京田辺キャンパスに構える同志社大学ボランティア支援室を軸にした地元児童と学生の「エール交換プロジェクト」が盛り上がりを見せている。夏休みスタートで、好評につき当初の予定を延ばしてそれぞれが思いを綴ったノートの交換を続けた。コロナ禍、孤独に苛まれそうな心身を伸びやかに解放し、暮らしぶりを伝えた子供たちはお兄さんらの生活にも触れ、胸のうちにある夢や希望を膨らませている。
同志社大学学生支援機構学生支援センターボランティア支援室=京田辺市多々羅=は昨年、夏休みを迎える地元児童たちに「大学生のおにいさん、おねえさんと、夏休みの間、交換ノートしませんか?日記のように書いたり、絵を描いたり、聞きたいことを質問したり、楽しくやり取りしてね☆」と参加を募った。
コロナ禍で外出機会が減る中、交流を深める取り組みは、今出川キャンパスで先行実施し、同じく上京区にある中立・待賢学区の高齢者と学生の「エール交換」は6月に開始。同区と民生委ら協力のもと60~80代11人が学生とレターやノートをやり取りし、好評を得た。

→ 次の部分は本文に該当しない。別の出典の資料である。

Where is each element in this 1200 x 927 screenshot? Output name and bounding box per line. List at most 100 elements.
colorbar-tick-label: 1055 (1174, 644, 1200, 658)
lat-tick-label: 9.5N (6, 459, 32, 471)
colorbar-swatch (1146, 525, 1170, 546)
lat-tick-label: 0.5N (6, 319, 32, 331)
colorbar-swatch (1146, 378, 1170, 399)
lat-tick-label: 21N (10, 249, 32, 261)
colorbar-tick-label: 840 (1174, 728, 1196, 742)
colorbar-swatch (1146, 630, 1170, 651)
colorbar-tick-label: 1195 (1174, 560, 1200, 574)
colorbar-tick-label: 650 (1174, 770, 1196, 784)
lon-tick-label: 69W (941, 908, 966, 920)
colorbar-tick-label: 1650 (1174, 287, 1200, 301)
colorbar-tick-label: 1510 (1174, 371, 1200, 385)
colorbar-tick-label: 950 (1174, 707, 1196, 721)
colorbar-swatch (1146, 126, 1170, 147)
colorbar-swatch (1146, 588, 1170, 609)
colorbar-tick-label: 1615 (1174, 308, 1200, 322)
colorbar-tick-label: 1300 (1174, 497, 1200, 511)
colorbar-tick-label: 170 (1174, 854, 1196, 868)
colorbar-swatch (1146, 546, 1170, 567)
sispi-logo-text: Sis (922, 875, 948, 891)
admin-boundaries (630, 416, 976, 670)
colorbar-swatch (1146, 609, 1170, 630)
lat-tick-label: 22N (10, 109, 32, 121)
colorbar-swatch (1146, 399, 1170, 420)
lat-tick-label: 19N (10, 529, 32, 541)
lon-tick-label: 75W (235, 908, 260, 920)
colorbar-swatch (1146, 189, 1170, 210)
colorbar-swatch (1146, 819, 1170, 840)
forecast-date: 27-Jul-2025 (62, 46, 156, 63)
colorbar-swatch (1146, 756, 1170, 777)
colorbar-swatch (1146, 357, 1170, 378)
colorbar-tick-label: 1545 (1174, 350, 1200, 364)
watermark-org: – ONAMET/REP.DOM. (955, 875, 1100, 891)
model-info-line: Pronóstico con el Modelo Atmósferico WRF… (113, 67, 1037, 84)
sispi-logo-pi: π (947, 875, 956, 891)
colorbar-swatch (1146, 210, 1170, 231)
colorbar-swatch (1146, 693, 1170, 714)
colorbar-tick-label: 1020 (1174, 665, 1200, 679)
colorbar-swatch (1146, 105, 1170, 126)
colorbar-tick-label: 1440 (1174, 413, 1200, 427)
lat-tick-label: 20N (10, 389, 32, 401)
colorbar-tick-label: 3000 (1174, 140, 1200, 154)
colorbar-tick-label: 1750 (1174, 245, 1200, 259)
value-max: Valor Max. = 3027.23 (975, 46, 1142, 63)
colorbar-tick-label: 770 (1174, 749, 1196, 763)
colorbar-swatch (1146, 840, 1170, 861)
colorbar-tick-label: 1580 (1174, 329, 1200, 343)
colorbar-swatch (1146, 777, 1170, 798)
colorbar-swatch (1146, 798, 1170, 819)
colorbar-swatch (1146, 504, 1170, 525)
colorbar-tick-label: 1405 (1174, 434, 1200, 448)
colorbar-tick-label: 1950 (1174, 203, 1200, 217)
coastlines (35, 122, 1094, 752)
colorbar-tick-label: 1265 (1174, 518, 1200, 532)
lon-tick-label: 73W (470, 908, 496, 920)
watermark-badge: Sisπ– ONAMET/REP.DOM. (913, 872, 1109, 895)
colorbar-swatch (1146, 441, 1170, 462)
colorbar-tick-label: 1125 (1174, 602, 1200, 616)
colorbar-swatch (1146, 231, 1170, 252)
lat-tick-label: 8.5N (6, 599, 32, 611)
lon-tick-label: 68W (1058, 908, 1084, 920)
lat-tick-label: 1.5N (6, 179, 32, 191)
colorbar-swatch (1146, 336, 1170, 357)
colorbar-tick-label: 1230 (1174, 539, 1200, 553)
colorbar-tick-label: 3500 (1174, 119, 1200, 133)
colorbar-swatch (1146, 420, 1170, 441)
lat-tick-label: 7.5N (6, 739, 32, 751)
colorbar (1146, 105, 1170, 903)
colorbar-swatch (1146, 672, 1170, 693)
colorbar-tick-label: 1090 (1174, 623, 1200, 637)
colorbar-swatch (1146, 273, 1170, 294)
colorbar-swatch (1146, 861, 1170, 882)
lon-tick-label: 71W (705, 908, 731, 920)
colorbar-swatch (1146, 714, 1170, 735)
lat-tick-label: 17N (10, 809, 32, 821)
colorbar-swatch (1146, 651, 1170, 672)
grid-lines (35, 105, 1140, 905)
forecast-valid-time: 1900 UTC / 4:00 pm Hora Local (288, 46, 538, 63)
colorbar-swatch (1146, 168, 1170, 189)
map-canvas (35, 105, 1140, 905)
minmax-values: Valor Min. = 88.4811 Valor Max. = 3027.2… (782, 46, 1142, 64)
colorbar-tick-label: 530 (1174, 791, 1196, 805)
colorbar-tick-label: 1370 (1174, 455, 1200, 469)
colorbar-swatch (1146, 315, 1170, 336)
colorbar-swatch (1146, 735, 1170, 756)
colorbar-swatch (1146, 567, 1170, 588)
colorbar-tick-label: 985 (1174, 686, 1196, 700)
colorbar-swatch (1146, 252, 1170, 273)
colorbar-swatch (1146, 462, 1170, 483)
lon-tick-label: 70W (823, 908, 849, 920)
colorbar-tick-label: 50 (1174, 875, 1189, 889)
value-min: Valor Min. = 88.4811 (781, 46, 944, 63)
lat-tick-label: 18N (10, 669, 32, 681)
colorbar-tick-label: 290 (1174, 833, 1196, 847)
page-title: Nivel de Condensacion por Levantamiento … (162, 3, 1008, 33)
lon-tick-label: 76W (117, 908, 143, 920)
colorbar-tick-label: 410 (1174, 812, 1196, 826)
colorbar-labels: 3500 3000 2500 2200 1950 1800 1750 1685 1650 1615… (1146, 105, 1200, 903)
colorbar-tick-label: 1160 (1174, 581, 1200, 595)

京田辺でも同支援室が準備を進め、交通の便がよくノートの受け渡しにふさわしい場を求めるスタッフの呼び掛けに市社協が応じた。事務局を置く市立社会福祉センター=興戸犬伏=1階にある登録団体などに割り振ったレターボックスの空きを人数分借り受けることができた。
自粛期間中、人と人のつながりを絶やさないよう―と始まった「エール交歓」には京田辺市内在住6組7人の児童が参加。毎週月曜に大学生が書き上げたノートがレターボックスまで届けられ、取り出した児童がその次を書いて次週月曜にボックスまで届け、大学側がピックアップする流れ。週替わりで、身の回りに起きたことや頭をよぎったことなどを自由に綴り、日に日に心の距離を縮める。要望する声を受け、夏休みでやめず年明けまで続けている。

■心の成長促す交換ノート

普賢寺小学校5年生の𠮷髙和音くんは「やってよかった。これがきっかけで人と交流するのが楽しくなってきた。学校でもたくさん文を書けるようになった」、同5年の德廣俊介くんは「(自分も学生もプレーする)ハンドボールやカードゲームの話、学生がバイトの経験で得たことを教えてもらった」、弟の壮真くん(同3年)は「ゴミ出しと洗濯物を干し、畳むなどのおうちの手伝い、サッカーの話などをしている」と声を弾ませる。德廣兄弟の母・直子さんも「学生から届いたノートをむさぼるように読んでいる。内面がつながるツールだと思う。親子の学びにもなる」と好感を抱く。
一方の学生は、院生1人をはじめ2~4年生の合計8人が参加。いずれもペンネームを使い、自己紹介から始まったエール交換を楽しんでいる様子という。市社協の笹山典孝主事は「遅い時間でも受け取りできる」と継続して取り組みをサポート。昨春の一斉休校時から企画を考えたという同支援室ボランティアコーディネーターの竹村光世さんは「地元児童と大学生の接点を増やしたかった。初めて社協と連携できたのもよかった。つながりを続けていきたい」と強調する。
先月末で一旦終了するも、今後の継続を予定。感染症の状況を見てリアルな対面と交流会も検討している。